Milano, come comunità civile, non si era mai identificata con la Pietà Rondanini di Michelangelo Buonarroti da quando vi arrivò nel 1952: un’indagine del 2014, fatta realizzare dall’Assessorato alla Cultura comunale sulle icone artistiche della città, la trova infatti in buona compagnia con altri capolavori celeberrimi che la maggior parte dei milanesi non sa di avere nella propria città, a portata di mano: dallo Sposalizio della Vergine di Raffaello al Quarto Stato di Pellizza da Volpedo, dal Bacio di Hayez al Concetto spaziale di Lucio Fontana.
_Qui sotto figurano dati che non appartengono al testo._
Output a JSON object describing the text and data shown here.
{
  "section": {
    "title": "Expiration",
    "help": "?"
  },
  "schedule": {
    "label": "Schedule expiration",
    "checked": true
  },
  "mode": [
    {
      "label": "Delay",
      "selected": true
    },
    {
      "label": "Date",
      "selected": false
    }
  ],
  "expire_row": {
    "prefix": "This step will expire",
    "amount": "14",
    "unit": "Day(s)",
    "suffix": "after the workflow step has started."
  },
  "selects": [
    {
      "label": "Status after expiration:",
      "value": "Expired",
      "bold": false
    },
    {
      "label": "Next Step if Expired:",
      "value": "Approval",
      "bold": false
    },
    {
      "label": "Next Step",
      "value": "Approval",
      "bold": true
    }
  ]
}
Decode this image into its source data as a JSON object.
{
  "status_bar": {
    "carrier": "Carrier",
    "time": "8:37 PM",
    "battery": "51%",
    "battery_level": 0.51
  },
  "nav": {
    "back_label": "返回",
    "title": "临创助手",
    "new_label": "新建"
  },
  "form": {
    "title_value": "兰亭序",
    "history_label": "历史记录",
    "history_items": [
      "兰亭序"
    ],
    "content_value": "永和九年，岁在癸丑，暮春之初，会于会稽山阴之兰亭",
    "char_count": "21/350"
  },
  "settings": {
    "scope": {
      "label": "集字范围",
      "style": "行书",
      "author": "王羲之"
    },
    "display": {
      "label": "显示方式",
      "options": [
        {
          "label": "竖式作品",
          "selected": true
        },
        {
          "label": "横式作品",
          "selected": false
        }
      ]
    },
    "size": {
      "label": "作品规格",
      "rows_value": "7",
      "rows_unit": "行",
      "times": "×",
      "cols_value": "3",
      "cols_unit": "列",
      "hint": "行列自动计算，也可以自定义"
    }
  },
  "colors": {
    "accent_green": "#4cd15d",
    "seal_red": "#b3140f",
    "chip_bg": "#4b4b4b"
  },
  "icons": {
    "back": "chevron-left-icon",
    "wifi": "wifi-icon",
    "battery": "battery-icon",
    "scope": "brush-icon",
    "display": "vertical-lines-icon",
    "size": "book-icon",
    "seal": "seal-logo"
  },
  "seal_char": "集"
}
Eppure c’era una folla entusiasta il 2 maggio scorso a festeggiare, appena dopo l’inaugurazione di Expo Milano 2015, il nuovo allestimento della Pietà nell’Antico Ospedale Spagnolo al Castello Sforzesco. Qui infatti, con accesso diretto dalla Piazza d’Armi, si può ora godere dell’incontro con l’ultima scultura realizzata dal Buonarroti, sulla quale, come attestano i sui biografi, egli continuava a lavorare negli estremi giorni della sua esistenza terrena. Era il febbraio del 1564, il Concilio di Trento stava per chiudersi e lui era quasi novantenne. Lo scrive Pietro Petraroia aggiungendo che personalmente ha sempre ritenuto l’allestimento del 1956 una soluzione architettonicamente assai felice nel percorso espositivo del Castello Sforzesco: realizzato da uno straordinario gruppo di progettisti quali erano «i bbpr» (leggasi: Banfi, Belgiojoso, Peressutti e Rogers), attraeva i visitatori in un incontro raccolto e suggestivo col capolavoro, imponente sullo sfondo della nicchia retrostante.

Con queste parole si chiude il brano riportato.